A veces la sensación es la de estar atrapado en una caja de zapatos extraña sin salida. A tus gatos les encantan las cajas; son criaturas simples que solo conocen la frustración si su tazón de comida está demasiado vacío. Mientras tanto, tú tienes que llenar tu propio tazillo, y aquí es donde entra el factor que solemos llamar capitalismo, pero que en el fondo es una respuesta a nuestra propia insaciabilidad.

Nosotros no podemos simplemente “existir” y estar contentos con ello. Queremos más. Siempre queremos más. La idea de dejar de existir es aterradora, pero el acto de existir con esta conciencia plena es agotador. Intentamos calmarnos comprando cosas divertidas en lugar de dedicar cada centavo a salvar a otros, lo que esencialmente es una forma de calmar nuestra ansiedad moral.

El problema no es solo la caja, es que somos demasiado conscientes de las paredes.
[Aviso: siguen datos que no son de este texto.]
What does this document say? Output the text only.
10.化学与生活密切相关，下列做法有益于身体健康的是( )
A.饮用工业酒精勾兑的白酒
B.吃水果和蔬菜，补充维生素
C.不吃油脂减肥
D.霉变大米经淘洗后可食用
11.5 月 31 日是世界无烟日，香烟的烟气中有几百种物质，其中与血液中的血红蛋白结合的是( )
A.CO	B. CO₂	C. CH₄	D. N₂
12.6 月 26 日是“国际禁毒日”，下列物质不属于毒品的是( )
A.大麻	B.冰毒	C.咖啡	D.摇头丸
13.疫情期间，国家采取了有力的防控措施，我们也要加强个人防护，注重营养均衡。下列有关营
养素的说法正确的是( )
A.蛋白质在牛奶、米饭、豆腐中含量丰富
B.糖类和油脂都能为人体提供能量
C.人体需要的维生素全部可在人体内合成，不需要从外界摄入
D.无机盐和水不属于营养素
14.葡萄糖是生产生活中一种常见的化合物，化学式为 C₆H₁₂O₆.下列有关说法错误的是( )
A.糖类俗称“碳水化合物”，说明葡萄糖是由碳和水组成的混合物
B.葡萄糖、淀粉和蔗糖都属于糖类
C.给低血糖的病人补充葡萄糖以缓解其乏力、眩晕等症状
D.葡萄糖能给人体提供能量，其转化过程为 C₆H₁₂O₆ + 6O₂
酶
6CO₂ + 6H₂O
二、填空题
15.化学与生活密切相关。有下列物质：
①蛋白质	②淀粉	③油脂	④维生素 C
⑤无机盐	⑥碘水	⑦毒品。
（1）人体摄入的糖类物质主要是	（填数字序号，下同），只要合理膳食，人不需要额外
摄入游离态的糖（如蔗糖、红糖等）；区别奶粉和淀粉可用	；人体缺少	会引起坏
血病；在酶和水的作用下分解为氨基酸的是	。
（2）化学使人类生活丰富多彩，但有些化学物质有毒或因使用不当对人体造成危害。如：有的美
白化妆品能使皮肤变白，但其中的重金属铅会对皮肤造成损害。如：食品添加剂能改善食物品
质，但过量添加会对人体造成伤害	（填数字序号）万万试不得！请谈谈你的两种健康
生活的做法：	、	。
Fumamos, bebemos, comemos, dormimos, nos preocupamos por nuestra mortalidad. Todo son intentos desesperados de no tener que pensar demasiado, porque como decía un sabio: “Uno no debería pensar, solo es confuso”. Pensar duele. Y estamos diseñados para pensar demasiado.

Los 4 escudos contra el vacío

Entonces, ¿cómo hacemos para no colapsar bajo el peso de esta conciencia? En su ensayo “El último Mesías”, el filósofo Peter Zapffe identificó cuatro mecanismos de defensa principales que usamos para evitar enfrentar la realidad de nuestra existencia. No son casualidades; son herramientas de supervivencia psicológica.

El primero es el Aislamiento. Es un rechazo arbitrario de nuestra conciencia para expulsar todos los pensamientos y sentimientos perturbadores y destructivos. Simplemente decidimos no ver ciertas cosas.

Luego viene el Anclamiento. Fijamos puntos dentro o construimos muros alrededor del líquido caos de la conciencia. Nos aferramos a valores o ideales: Dios, el Estado, la moralidad, el futuro. Son puntos firmes en los que nos agarramos para no flotar a la deriva en el absurdo.

El tercero es la Distracción. Limitamos nuestra atención a los límites críticos entreteniéndola constantemente con impresiones. Centramos toda nuestra energía en una tarea o idea para evitar que la mente se vuelva hacia adentro y se encuentre con el vacío.

Y finalmente, tenemos la Sublimación. Esta es quizás la más interesante. Consiste en redirigir la energía lejos de salidas negativas hacia positivas. Los individuos se distancian y miran su existencia desde un punto de vista estético. Escritores, poetas, pintores; toman su terror y lo convierten en arte. Es la transformación del miedo en algo “bello”.

La conclusión del ángel

Si juntamos todas estas pistas, la imagen es clara pero inquietante. Somos un mono al que se le ha dado un regalo envenenado. Como dijo un personaje en una película reciente sobre dinosaurios, la inteligencia no ha demostrado ser necesaria para la supervivencia, y puede que a la larga no sea un beneficio evolutivo si acabamos extinguiéndonos por ella.

Un ángel podría mirar hacia abajo y decirle a Dios: “Bueno, arruinaste un mono perfectamente bueno. ¡Míralo! Tiene ansiedad”. Y tiene razón. Estamos atrapados entre nuestra programación biológica y nuestra conciencia autoconsciente, luchando por llenar un tazón que siempre tiene un agujero en el fondo.

La única salida honorable, algunos dirían, sería negar nuestra programación, dejar de reproducirnos y caminar mano a mano hacia la extinción. Pero eso no va a pasar. En su lugar, seguimos buscando, anclando, distrayendo y sublimando. Seguimos existiendo a pesar del terror, porque al final del día, nos gusta demasiado estar aquí, incluso si la caja es un poco pequeña.